His discovery came via "a phone call from my agent. Then Kari came to Vancouver whilst I was working on Elegy. So I was already working with a female director in Canada (Skogland and Coixet are the only two female directors he's ever worked for)."
What impressed him, Kingsley says, was the outsider's perspective a Canadian director brought to the Irish "troubles." (For research, Skogland lived in Belfast for several months and met with former IRA volunteers and Royal Ulster Constabulary officers.)
"It can be a real bonus to have that outside perspective," Kingsley says. "You recognize patterns of human behaviour that you wouldn't recognize from the inside. I have worked with directors -- for example, Spielberg from the United States filming the Krakow ghetto (in Schindler's List). Richard Attenborough goes to India (in Gandhi) and films India brilliantly. So I have worked with chaps who have this outside perspective, and it can be very enriching. They don't know what they can't do."
His own exposure to Northern Ireland of that period came in 1989, when "Belfast was courageous enough to have a film festival. I remember it being a city under siege, from within and without. Everything was barricaded, and you couldn't go to a screening or public event without being in a metal cage in your armoured vehicle. They check your papers, a steel door opens. It was a very tense situation."
The key dynamic in Fifty Dead Men Walking is McGartland's disillusionment balanced against Fergus' own realization that his superiors consider their "touts" (moles) to be mere pawns, to be sacrificed at will.
"I think I based him on somebody I never met. But I remember an actor telling me about his brother who was a policeman in the Yorkshire police force. And he told me stories about him, and I was very intrigued. And then Fergus came along and I said, 'My God, I think it's the same guy!' "

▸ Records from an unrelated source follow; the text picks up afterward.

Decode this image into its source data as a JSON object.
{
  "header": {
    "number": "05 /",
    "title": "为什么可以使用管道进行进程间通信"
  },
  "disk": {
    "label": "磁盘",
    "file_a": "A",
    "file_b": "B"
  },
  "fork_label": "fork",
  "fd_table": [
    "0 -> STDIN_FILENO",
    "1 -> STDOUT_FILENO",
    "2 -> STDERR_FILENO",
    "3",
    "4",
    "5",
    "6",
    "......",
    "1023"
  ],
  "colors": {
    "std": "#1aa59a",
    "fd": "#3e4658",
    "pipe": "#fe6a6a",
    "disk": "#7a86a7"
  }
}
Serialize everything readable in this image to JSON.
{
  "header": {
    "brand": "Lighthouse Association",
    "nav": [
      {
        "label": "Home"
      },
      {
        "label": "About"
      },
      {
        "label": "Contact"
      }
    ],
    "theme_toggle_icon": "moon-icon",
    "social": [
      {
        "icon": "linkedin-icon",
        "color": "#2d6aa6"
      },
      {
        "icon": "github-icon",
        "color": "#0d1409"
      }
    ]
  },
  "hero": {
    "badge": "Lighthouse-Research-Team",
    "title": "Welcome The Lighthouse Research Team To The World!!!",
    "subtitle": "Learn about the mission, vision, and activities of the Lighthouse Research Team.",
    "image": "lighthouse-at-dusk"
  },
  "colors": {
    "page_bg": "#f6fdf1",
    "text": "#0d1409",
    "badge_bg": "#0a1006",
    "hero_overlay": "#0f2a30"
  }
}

Thus are McGartland and Fergus (a composite character) drawn closer together by their mutual dilemmas and peril (McGartland was "outed" in '91 and has lived under assumed identities in numerous places, including Canada). It gave Kingsley an opportunity to work closely with a young actor, something he says he welcomes.
"Young actors are so brave, 21st Century in the best sense," he says. "And I love to be around that energy, that urge to tell a story."